Edi Hila: Am Schnittpunkt von Malerei und Migration

Eigentlich nervt es Edi Hila, sein Werk immer in politischem Kontext analysiert zu sehen: Der aus dem albanischen Shkodra stammende Künstler (*1944) sieht sich schlicht als Maler. Es gehe ihm „um eine realistische Übermittlung von Themen, die ich nie abseits des Poetischen gesehen habe“, erklärte er bei der Eröffnung seiner aktuellen Schau in der Wiener Secession (bis 8. 11.).
Allerdings ist der Realismus des Edi Hila untrennbar mit den politischen Entwicklungen seiner Heimat verwoben: 1972 wurde er von der kommunistischen Diktatur mit einem Berufsverbot belegt, obwohl das inkriminierte Gemälde nur junge Menschen beim Pflanzen von Apfelbäumen zeigte, bloß eben nicht in propagandistischem Stil.

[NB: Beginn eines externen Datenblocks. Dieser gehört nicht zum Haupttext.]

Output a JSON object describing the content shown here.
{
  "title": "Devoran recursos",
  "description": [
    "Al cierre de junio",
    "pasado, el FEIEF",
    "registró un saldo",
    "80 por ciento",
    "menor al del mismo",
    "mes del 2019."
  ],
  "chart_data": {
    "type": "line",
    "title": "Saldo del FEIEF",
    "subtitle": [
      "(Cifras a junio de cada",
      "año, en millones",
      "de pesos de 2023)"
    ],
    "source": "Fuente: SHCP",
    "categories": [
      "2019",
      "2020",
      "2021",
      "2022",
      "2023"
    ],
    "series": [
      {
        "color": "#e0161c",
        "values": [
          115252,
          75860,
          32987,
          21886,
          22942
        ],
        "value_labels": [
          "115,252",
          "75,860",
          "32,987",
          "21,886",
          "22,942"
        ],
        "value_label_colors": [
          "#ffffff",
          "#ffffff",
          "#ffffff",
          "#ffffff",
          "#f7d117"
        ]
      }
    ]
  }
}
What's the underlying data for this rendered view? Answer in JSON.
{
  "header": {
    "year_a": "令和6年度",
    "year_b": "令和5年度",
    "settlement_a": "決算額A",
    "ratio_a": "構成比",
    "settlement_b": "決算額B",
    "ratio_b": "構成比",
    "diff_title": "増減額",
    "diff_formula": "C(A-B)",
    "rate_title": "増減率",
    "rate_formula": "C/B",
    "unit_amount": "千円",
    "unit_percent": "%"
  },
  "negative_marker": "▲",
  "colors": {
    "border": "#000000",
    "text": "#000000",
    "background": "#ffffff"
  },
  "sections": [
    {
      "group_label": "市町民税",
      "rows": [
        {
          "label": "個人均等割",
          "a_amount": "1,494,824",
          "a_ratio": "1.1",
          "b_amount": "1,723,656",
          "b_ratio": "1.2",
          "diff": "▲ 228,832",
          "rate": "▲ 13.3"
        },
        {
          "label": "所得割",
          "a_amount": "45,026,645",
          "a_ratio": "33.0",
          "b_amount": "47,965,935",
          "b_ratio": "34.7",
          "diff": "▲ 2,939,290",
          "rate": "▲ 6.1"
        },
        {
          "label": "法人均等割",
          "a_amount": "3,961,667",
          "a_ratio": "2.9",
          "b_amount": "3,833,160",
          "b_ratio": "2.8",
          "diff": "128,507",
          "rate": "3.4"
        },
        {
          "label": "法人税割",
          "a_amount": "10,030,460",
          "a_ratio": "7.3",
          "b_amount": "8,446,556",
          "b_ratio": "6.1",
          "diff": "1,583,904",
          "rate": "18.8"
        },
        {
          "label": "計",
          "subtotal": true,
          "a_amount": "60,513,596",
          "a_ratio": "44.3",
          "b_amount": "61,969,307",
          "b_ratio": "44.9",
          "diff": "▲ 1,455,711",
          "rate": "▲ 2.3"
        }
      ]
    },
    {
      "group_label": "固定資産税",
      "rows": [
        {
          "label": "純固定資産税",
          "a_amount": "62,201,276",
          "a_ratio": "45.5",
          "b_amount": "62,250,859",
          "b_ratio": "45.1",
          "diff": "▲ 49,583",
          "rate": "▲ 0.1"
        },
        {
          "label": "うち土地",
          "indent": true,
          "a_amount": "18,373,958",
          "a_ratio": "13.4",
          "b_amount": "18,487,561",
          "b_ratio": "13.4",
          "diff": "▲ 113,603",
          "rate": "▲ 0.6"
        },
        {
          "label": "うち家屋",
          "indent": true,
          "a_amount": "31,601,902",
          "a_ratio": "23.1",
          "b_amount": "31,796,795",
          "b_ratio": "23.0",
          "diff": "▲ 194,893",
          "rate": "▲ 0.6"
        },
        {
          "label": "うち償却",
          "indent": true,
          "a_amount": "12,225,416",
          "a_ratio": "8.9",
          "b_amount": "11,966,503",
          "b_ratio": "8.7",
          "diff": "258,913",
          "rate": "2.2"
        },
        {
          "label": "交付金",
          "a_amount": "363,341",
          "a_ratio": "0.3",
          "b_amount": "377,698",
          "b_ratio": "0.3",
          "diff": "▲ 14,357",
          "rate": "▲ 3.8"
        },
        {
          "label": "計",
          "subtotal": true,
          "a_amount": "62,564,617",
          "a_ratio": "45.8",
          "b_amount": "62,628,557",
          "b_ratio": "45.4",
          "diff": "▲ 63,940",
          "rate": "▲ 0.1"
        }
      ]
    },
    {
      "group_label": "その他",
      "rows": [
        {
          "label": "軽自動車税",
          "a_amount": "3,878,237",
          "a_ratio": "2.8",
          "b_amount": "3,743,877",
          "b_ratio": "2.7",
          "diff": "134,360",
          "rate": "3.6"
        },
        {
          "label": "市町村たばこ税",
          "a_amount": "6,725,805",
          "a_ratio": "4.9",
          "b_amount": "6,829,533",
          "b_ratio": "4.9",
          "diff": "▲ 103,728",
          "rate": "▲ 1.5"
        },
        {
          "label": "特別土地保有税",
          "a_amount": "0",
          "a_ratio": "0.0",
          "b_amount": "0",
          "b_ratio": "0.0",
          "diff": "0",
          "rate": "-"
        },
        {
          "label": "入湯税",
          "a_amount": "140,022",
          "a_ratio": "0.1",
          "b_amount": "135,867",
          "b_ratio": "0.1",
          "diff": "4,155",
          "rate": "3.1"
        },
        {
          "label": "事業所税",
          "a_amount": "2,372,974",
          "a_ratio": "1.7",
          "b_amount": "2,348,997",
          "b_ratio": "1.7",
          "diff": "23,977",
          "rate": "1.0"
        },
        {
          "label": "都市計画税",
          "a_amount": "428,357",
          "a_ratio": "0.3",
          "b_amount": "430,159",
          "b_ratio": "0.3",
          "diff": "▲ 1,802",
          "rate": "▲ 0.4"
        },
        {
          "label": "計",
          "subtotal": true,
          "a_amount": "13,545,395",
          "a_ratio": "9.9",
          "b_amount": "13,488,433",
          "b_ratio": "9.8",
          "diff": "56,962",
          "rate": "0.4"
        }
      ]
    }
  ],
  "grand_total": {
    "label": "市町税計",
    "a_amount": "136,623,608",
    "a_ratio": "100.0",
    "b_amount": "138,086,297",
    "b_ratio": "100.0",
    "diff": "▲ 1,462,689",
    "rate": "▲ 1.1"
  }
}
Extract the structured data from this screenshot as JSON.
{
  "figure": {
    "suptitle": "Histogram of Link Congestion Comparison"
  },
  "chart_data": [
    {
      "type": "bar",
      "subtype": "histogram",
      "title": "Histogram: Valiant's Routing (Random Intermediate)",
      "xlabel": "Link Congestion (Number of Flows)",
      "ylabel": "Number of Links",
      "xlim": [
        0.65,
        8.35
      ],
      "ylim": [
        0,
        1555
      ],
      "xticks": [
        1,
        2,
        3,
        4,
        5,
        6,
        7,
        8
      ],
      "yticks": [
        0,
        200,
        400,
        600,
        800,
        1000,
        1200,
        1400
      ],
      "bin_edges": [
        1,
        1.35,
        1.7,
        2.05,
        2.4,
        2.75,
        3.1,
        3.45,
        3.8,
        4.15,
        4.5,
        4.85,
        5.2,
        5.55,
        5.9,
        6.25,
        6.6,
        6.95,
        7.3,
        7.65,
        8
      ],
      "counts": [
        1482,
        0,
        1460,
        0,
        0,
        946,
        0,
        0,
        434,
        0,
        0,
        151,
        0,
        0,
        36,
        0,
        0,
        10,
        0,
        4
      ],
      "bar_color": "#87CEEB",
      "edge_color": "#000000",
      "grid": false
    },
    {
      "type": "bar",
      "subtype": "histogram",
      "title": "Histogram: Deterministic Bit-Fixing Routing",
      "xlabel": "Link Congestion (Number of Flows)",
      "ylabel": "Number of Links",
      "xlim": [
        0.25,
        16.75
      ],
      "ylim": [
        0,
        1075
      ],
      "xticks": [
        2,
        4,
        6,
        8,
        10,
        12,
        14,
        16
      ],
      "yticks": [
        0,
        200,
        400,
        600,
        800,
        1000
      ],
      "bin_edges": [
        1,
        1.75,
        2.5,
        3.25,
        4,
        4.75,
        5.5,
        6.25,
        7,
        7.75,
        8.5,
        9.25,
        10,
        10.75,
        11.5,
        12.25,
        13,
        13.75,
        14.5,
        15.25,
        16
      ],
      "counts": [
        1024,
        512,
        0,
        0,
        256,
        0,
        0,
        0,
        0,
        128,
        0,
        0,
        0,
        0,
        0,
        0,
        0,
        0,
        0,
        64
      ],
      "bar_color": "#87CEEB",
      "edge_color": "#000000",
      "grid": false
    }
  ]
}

Zur „Umerziehung“ schickte man ihn auf eine Geflügelfarm. „Diese Dinge haben meine Einstellung gegenüber der Realität geändert“, sagt Hila.
Klarheit und Poesie
Die in jüngerer Zeit entstandenen Gemälde, die Hila in der Secession zeigt, eignen sich hervorragend, um über die immer wieder gestellte Frage „Warum trotzdem Malerei?“ nachzudenken.
Es sind stille, rätselhafte Bilder, die – oft mit strengen Zentralperspektiven oder blockartigen Formen – nach formaler Klarheit streben. Mit reduzierter, zu Grau und Blau tendierender Farbigkeit ist auch ihr tonaler Umfang bewusst eingeschränkt – doch gelingt es Hila, mit malerischen Mitteln eine ungemein angespannte Atmosphäre zu erzeugen. Jede Varianz der grauen Eintönigkeit hallt mit Bedeutung wider, der Blick wird verlangsamt und geschärft: Es ist, als hätten sich Farben und Formen in einem zähen Denkprozess an den Bildern abgelagert.

Deportiert
Dabei erzählen die Bilder durchaus von konkreten Dingen: Die jüngst entstandene Serie „Haus in Korça“ nimmt etwa Wohnungen zum Ausgangspunkt, deren Bewohner nach der kommunistischen Machtübernahme in Albanien 1945 deportiert worden waren. Ein Tisch oder ein leerer Kasten dient Hila hier als Ausgangspunkt für ein Bild, das nicht viel postuliert, sondern seinen Gegenstand zeitlich entrückt und monumentalisiert: Die Echos eines Ereignisses, das sich auch abseits Albaniens auf ähnliche Weise immer wieder ereignet, können nachklingen.
Ein traumatisch-politisches Ereignis ist aber nicht immer der Anlass für Hilas Bilder: Seine Serie mit Zelten auf Autodächern, mit der er bereits bei der documenta 2017 reüssierte, entstand auf Basis des „optimistischen“ Motivs des eigenen Campingwagens, wie der Künstler erklärte. Doch Bilder von Migrationsbewegungen lagern sich unweigerlich an das Bild an: Die Möglichkeit der Malerei, Kristallisationskern für Gedanken zu sein, die sich anderswo nie ganz materialisieren, führt Hila meisterhaft vor.